Rifiuti, componenti di motori e olio esausto nell'area
Sul posto i militari dell’Arma hanno rinvenuto inoltre imballaggi contaminati da sostanze pericolose, parti di autovetture intrise di olio, filtri aria, marmitte usurate, pneumatici lacerati e tre secchi in plastica contenenti componenti di motori imbrattati di olio, mescolati a rifiuti solidi urbani. Sul piazzale erano presenti autovetture sottoposte a lavorazioni e un pozzetto collegato alla pubblica fognatura, attorno al quale sono state riscontrate evidenti tracce di olio motore, così come nelle acque di dilavamento dell’area. All’interno dell’officina e di ulteriori due vani al piano terra sono stati rinvenuti altri rifiuti speciali pericolosi, tra cui indumenti e stracci contaminati, imballaggi, parti meccaniche e pneumatici fuori uso.
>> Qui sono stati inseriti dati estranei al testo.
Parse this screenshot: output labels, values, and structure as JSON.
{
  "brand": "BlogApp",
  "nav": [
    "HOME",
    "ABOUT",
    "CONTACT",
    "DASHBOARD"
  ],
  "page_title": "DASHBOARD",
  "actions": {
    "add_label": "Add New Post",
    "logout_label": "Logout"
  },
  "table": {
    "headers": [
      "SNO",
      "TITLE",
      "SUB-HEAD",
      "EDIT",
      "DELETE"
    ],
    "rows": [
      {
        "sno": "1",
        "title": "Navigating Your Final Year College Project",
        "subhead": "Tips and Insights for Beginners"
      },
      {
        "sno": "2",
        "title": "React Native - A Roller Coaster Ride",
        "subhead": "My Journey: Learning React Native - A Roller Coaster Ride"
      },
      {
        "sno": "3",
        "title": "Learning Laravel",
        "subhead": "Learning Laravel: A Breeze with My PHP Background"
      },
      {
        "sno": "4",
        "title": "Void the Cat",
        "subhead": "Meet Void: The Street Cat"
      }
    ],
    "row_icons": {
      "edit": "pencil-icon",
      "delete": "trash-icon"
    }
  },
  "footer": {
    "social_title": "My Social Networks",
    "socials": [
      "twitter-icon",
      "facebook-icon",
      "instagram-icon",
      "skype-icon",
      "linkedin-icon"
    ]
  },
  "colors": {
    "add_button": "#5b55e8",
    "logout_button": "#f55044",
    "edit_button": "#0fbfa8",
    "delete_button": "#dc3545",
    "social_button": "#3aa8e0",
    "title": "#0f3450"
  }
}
Arrestato un 43enne: sequestrata l'officina
Alla richiesta di esibire le previste autorizzazioni o documentazione amministrativa, il gestore non è stato in grado di produrre alcun titolo abilitativo, ad eccezione delle ricevute di pagamento dell’energia elettrica relativa al locale. Le condotte accertate hanno portato alla contestazione di violazioni in materia ambientale, in particolare per deposito incontrollato di rifiuti speciali pericolosi, pericolo di deterioramento della matrice acqua e miscelazione illecita di rifiuti pericolosi e non pericolosi derivanti dall’esercizio abusivo dell’attività. I Carabinieri hanno, dopo le formalità di rito, proceduto all’arresto del 43enne e al sequestro dell’intera area, dell’officina e di tutti i rifiuti rinvenuti, ponendo il tutto a disposizione dell’Autorità Giudiziaria.